La recourante reproche au Ministère public d’avoir rejeté
plusieurs réquisitions de preuve présentées avant la clôture de l’enquête.
Selon elle, des doutes subsisteraient quant à l’implication du prévenu dans
les actes d’ordre sexuel constatés chez l’enfant C.N.. Cela
concerne en particulier le diagnostic posé par la Dresse Q., cette
question médicale devant être résolue par un expert. L’audition de cette
enfant par un spécialiste formé en la matière aurait également permis au
Ministère public de savoir notamment pourquoi l’enfant avait utilisé les
termes « daddy hurt my bump ». En outre, contrairement à ce qu’a relevé
le Ministère public, la recourante a expliqué qu’elle avait simplement
admis l’éventualité que les symptômes de sa fille puissent avoir été
provoqués par un lichen scléroatrophique et a précisé qu’il fallait procéder
à une biopsie pour s’assurer de la véracité de ce diagnostic.
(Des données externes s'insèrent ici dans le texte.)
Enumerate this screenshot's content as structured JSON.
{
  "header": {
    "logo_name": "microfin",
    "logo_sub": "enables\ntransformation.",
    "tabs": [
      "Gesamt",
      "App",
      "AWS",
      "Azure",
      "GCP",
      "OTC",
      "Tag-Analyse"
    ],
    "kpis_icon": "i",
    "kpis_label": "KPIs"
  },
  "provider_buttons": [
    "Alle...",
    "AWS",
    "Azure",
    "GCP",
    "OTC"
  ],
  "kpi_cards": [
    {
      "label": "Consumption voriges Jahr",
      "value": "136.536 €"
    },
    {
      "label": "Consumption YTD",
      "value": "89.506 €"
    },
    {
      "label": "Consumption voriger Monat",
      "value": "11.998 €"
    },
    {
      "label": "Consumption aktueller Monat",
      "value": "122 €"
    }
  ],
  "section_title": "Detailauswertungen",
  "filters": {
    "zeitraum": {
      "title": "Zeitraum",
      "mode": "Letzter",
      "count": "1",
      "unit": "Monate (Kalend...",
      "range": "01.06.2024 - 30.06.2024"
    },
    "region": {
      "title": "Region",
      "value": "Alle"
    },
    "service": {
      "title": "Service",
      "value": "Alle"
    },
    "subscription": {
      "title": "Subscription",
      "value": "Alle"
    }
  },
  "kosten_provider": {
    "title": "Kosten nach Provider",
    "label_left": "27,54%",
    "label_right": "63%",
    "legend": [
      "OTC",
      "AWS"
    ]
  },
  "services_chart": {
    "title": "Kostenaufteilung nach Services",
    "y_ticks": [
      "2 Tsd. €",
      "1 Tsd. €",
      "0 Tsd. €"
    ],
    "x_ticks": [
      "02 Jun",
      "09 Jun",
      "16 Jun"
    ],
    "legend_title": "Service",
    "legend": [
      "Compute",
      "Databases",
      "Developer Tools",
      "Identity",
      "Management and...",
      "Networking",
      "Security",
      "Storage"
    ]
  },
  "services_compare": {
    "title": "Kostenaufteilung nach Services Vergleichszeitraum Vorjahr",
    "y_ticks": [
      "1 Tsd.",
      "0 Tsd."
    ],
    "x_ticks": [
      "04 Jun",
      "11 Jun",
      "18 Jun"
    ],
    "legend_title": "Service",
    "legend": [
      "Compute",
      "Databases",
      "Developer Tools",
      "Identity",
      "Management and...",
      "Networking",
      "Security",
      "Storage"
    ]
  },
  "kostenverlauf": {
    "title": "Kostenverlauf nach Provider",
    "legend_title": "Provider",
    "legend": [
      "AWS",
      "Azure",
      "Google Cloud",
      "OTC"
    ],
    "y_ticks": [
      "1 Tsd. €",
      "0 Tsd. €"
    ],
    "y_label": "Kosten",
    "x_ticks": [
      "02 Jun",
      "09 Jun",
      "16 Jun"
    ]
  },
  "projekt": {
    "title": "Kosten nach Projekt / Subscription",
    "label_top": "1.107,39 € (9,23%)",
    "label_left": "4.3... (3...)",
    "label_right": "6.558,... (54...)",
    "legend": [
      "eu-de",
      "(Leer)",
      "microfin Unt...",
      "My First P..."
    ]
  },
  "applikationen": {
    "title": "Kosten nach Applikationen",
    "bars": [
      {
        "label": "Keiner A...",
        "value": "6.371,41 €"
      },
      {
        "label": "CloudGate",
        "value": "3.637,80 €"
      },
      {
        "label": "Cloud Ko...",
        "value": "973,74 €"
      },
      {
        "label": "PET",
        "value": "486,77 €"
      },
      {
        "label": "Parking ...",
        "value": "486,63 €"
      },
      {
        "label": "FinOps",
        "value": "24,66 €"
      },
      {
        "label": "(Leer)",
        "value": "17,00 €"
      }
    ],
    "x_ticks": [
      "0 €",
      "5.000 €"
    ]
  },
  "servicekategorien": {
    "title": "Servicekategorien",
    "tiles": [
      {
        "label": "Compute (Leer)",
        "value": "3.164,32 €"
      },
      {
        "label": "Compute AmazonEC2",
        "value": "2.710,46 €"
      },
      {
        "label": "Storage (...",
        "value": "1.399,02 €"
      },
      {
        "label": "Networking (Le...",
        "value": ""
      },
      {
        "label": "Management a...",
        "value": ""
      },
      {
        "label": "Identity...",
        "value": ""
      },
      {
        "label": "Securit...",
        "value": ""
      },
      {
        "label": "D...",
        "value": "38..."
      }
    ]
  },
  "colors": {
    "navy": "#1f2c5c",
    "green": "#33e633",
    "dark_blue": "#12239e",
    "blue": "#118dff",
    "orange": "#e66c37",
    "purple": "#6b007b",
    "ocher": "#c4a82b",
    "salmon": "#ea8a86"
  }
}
D’autre part,
la recourante soutient qu’un abus d’ordre sexuel ne pouvait pas être exclu
et que les certificats établis par le Dr F. concernant C.N.________ et
E.N.________ permettaient de supposer que le père se serait bien livré à de
tels agissements. Il était donc nécessaire que la Procureure procède à
l’audition de ce médecin. Enfin, le Ministère public aurait refusé de
manière totalement injustifiée de verser au dossier des photographies
prises par la recourante et la Dresse G.________, ce qui contribuait à
démontrer que la Procureure avait systématiquement écarté les éléments
à charge.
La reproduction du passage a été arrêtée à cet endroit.